Microcystin‑LF is a toxic liver‑damaging cyanobacterial (blue‑green algae) toxin found in some freshwater blooms. It matters because even tiny amounts can make people and animals sick and contaminate drinking and recreational waters [1][2].

Where It Comes From

Produced by bloom‑forming cyanobacteria in lakes, reservoirs, and slow‑moving rivers; one of many microcystin variants [1].

How You Are Exposed

Drinking contaminated water, swallowing water while swimming, breathing water spray during recreation, and eating fish caught from bloom‑affected waters [2][3].

Why It Matters

Causes nausea, vomiting, diarrhea, abdominal pain, and liver injury; severe poisonings can be life‑threatening.

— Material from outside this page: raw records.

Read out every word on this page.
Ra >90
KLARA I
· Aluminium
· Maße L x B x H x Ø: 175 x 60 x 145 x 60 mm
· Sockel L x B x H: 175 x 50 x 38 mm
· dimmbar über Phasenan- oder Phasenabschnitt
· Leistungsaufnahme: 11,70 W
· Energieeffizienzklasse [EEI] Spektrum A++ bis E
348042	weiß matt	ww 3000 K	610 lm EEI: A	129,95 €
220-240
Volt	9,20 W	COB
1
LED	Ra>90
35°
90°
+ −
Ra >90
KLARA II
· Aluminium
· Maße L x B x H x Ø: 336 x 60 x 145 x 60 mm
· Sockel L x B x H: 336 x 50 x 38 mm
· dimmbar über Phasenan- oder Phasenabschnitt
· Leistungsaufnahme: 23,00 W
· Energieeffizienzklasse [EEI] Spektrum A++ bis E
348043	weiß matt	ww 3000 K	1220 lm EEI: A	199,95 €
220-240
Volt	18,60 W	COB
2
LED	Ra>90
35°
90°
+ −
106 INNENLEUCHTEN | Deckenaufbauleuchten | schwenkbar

Long‑term exposure raises concern for liver cancer; microcystin‑LR is classified by IARC as possibly carcinogenic (Group 2B) [1][4].

Who Is at Risk

Infants/children, pregnant people, those with liver disease, people on dialysis, and frequent users of bloom waters (swimmers, boaters, anglers); pets are very vulnerable [1][2][3].

How to Lower Your Exposure

Follow bloom advisories; avoid scummy/discolored water; don’t boil contaminated water (it can concentrate toxins); use safe alternative water or certified treatment (activated carbon or reverse osmosis); rinse fish fillets and discard guts/organs; keep pets away from blooms [2][3].